French River, MN (NNCNOW.com)
Lake Superior's North Shore; nature photographer and author Michael Furtman has been intently scouting the territory for an elusive Canadian owl.
Normally rare in the Northland, Furtman has seen four recently.
"What we're seeing now is called an eruption." said Furtman.
That's when the birds move south in search of mice and voles.
They wait by roads and wait for the rodents to pop out of the snow.
"The vole goes whoa and the owl goes whoa!" said Furtman.
News of the boreal owl eruption in Minnesota has spread to bird watchers around America.
They spotted one up the shore this weekend.

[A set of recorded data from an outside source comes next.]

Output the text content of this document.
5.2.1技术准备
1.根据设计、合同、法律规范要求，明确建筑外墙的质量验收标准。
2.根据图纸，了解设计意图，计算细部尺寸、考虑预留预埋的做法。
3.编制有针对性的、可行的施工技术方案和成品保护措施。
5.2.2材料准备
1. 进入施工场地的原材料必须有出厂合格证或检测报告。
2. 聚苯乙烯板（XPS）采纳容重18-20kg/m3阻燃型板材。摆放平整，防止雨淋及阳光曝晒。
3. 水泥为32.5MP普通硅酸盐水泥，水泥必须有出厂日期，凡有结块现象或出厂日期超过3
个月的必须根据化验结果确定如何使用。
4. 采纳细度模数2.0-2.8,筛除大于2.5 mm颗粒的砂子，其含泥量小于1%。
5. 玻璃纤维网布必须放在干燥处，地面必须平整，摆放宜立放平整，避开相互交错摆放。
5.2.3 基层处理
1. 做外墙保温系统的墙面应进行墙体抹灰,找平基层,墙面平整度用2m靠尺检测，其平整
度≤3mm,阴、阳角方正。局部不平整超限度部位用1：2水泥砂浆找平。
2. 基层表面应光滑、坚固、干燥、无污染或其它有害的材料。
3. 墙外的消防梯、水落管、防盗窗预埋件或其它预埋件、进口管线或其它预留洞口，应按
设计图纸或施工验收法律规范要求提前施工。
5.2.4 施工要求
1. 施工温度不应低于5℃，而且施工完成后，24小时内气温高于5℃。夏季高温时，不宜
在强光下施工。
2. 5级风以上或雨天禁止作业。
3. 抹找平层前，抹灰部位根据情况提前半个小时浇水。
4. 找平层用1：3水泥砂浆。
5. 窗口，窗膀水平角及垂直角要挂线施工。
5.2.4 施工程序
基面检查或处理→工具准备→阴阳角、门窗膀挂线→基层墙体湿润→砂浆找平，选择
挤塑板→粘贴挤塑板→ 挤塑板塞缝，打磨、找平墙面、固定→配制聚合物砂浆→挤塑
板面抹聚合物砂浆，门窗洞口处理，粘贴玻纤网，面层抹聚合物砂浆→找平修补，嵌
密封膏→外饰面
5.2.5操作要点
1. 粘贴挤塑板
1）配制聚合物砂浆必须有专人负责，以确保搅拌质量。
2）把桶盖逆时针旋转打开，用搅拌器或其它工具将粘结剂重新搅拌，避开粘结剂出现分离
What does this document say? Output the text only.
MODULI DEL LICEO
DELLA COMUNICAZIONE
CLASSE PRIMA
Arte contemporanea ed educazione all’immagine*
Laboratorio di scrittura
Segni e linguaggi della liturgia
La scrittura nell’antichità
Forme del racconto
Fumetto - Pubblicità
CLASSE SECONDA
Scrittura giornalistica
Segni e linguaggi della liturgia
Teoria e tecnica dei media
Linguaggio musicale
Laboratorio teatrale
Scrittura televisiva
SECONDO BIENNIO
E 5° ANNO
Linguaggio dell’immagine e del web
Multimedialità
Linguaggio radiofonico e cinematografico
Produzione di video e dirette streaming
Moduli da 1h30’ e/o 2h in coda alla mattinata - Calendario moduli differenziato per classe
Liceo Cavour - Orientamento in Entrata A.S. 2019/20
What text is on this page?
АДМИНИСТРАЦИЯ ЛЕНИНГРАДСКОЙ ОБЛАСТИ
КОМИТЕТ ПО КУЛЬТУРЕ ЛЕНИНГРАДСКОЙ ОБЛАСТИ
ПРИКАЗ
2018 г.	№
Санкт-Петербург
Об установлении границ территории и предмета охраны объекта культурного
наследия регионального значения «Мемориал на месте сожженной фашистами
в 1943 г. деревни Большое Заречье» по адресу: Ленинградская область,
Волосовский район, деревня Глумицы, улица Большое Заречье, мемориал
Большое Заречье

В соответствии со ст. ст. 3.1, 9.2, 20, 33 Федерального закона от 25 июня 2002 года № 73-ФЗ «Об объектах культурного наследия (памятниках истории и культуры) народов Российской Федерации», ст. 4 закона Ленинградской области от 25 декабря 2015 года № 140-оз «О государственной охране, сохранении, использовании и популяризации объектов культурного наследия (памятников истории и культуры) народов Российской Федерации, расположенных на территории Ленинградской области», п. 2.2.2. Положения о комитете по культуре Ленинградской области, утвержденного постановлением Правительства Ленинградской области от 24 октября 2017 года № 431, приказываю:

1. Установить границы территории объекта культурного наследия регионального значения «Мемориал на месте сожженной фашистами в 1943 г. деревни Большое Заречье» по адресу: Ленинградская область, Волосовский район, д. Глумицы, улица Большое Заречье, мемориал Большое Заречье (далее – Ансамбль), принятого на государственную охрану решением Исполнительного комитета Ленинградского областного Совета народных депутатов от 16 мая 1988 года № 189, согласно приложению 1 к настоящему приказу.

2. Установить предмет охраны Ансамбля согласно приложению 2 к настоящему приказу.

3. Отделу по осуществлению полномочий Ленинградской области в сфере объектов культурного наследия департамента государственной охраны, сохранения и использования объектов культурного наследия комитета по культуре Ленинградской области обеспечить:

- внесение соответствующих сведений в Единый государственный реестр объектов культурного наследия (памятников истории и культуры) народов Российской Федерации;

"I counted 60 people watching that owl and there were license plates from all over the country." said Furtman.
"While on the prowl for the owl, the Northland's photographer ran into Illinois' Owl Lady." said Dave Anderson, reporter.
"We saw the boreal owl two days ago in this area which we were very excited about because I've never seen a boreal owl before." said Wannetta Elliott.
Wannetta Elliott of Oak Forest, Illinois is called the Owl Lady because she leads owl tours back home.
Here, she and her friend Kathie Rush were guided by Michael Furtman.
Boreal owls are most often spotted by roads low in trees and near the trunks.
Furtman says the birds are hungry and this offers people a chance to see an often hidden animal behavior.
"We see song birds feeding and ducks but the thrill of seeing a predator hunting is rare." said Furtman.
Rare enough to bring people from Minnesota and Illinois together to watch a Canadian owl.
Between Duluth and Two Harbors for Nature Matters, Dave Anderson, KBJR 6 and Range 11.
Bird watchers are urged to be respectful of private property while searching for owls.
Some land owners aren't found of hoards of 60 people at a time trespassing for birds.